Kimberley Owen said that while she loved chemistry in high school, she and her best friend were typically the only females in their math and science classes.

 “Everyone else was a guy,” she said. “There was still that stigma. You didn’t want to be that weird kid in class with just guys.”

 Owen, now a junior majoring in chemical engineering at Clemson University, is working to crush that stigma for future generations.

 “Girl Scouts Day” will bring students, faculty and professionals together at Clemson House on Saturday (Feb. 15) to introduce girls to the possibilities they could unlock by focusing on the collection of disciplines known as STEM– science, technology, engineering and math.

 The program is aimed keeping girls interested in those fields and chipping away at some troubling statistics.

 Women represent 24 percent of the STEM workforce, according to the U.S. Department of Commerce.
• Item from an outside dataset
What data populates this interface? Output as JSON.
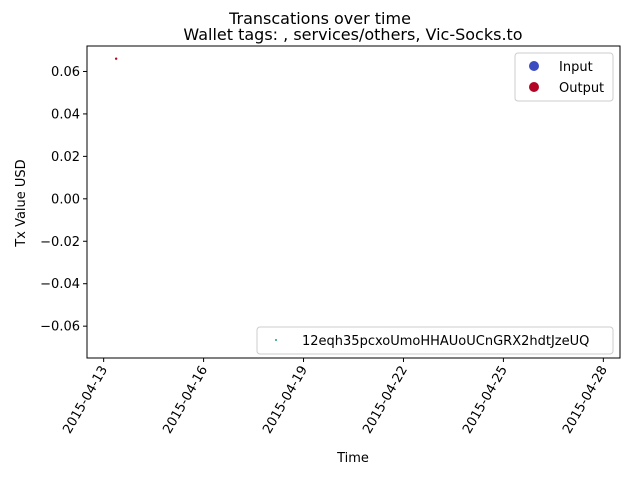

The number raises concerns that women are falling behind in some of the nation’s fastest-growing and highest-paying jobs.

 Most of the 100 scouts expected to attend the Clemson program are in middle school, a time when many girls begin to lose interest in engineering and science.

 But there are more to those studies than geeky glasses and pocket protectors, said women involved in the program.

 “There are a lot of cool things you can do with it,” said Owen, who is from Knoxville, Tenn. “I think it’s important to show that early on.”

 The scouts will test the strength of cookie-box bridges, use a Lego Mindstorms kit to explore robotics and learn how a Roomba floor-vacuum robot “thinks.”

 The program will also introduce the Girl Scouts to some positive female role models, said Lynn Arve, program services director for Girl Scouts of South Carolina– Mountains to Midlands.

 “We hope to help boost the numbers down the line so that we have more girls involved in STEM careers–more engineers, more scientists and all those things in between,” she said.

 The theme is “at the heart of our community” to underscore how engineering and science touches everyday life from food, medicine and transportation to items often used by girls, such as cosmetics, said Serita Acker, director of Clemson’s Women in Science and Engineering (WISE).

 “You give girls an opportunity to be excited about things going on in the world that will help us be on the cutting edge of new technologies and discoveries to make our world a better place,” she said.

 “You plant a seed so they maybe look at these careers in the future.”

 Lockheed Martin, a partner in Girl Scouts Day, focuses on STEM in its education outreach activity, said Leslie Farmer, a spokeswoman in the Greenville office.

 “We know firsthand the importance of educating our young people in math and science,” she said. “Our future success — and our nation’s technological advantage — depend on a constant supply of highly trained, highly capable technical talent.”

 Girl Scouts Day is one of several programs organized by WISE to support females in engineering and science. The group also puts together recruitment days for high school juniors and seniors and a summer camp for middle school students.

 Research shows that girls are more likely to pursue STEM occupations if they see and spend time with women who have been successful in those fields.

 Stephanie Phillips, a junior majoring in civil engineering, said that while she remembers being one of two girls in her high school STEM classes, she found that she enjoyed physics and AutoCad, software used for designing and drafting.

 Phillips, of Anderson, now is a counselor in a WISE summer camp and plans on working with scouts on Saturday to show them what’s possible.

“Girls can do it,” she said. “It’s not just for guys.”